Apesar do reforço na segurança, gangues continuam desafiando as autoridades, invadindo universidades, hospitais e mantendo agentes penitenciários reféns. O presidente Noboa, que já havia decretado estado de exceção com toque de recolher, escalou o confronto ao declarar 22 gangues como organizações terroristas, mobilizando o Exército contra o crime organizado.
Noboa também anunciou a intenção de deportar todos os detentos estrangeiros em prisões equatorianas, alegando que isso reduzirá a pressão nas penitenciárias e os gastos do Estado. Colombianos, peruanos e venezuelanos compõem 90% da população carcerária do Equador.
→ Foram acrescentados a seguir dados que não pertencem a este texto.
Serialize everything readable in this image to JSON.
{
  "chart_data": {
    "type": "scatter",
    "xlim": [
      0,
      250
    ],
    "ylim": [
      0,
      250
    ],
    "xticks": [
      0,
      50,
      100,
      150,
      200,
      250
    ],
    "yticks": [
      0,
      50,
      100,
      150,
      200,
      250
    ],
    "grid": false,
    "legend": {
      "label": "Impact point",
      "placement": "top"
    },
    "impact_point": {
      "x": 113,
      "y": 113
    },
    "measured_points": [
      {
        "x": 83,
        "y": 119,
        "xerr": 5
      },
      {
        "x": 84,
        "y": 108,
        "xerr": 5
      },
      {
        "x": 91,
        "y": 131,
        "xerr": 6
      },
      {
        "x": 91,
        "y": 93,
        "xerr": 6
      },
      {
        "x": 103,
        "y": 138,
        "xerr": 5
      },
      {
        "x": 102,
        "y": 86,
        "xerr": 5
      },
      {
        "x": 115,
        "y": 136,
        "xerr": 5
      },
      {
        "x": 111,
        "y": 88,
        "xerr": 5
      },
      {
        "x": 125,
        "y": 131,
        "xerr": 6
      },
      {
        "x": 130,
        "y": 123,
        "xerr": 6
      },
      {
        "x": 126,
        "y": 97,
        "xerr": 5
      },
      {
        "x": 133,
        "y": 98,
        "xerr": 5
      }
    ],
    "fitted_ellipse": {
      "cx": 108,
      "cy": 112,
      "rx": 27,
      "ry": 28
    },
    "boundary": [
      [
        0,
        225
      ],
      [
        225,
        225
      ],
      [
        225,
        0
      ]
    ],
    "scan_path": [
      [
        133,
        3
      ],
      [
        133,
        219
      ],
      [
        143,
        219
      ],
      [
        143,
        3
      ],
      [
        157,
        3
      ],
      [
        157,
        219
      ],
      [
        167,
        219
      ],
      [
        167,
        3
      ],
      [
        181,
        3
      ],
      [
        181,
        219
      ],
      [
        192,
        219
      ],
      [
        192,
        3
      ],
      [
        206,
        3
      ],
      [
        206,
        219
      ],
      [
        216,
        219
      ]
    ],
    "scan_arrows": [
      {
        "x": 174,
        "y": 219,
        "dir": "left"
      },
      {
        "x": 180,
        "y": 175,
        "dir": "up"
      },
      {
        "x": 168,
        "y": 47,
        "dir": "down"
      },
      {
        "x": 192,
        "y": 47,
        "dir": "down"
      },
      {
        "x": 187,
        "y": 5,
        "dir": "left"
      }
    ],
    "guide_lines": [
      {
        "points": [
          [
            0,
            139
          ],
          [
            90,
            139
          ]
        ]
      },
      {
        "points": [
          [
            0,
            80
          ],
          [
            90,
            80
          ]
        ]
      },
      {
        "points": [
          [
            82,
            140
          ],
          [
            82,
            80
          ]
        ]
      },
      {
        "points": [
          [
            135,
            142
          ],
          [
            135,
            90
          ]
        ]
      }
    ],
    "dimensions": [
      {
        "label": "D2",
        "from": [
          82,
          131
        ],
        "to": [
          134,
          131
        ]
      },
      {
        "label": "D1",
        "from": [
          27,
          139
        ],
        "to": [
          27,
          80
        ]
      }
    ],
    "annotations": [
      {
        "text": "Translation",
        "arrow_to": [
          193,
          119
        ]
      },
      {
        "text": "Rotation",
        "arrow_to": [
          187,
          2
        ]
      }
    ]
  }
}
O presidente afirmou: "Estamos em estado de guerra e não podemos ceder aos terroristas."
A oferta de ajuda da Colômbia foi aceita por Noboa, que prometeu enviar os cerca de 1,5 mil colombianos presos no Equador para a fronteira. Contudo, a medida pode ter impacto limitado, considerando a superlotação nas prisões equatorianas.
Além da violência, o Equador enfrenta desafios estruturais, como a geografia vulnerável e a fragilidade das instituições. As gangues equatorianas atuam como organizações subcontratadas pelos cartéis mexicanos, movimentando drogas entre Colômbia e Peru. A situação pré-falimentar das instituições equatorianas e a corrupção nas forças policiais contribuem para o cenário de violência.
Diante desse contexto, a resposta coordenada entre os países vizinhos e medidas efetivas para fortalecer as instituições são cruciais para conter a escalada da violência no Equador."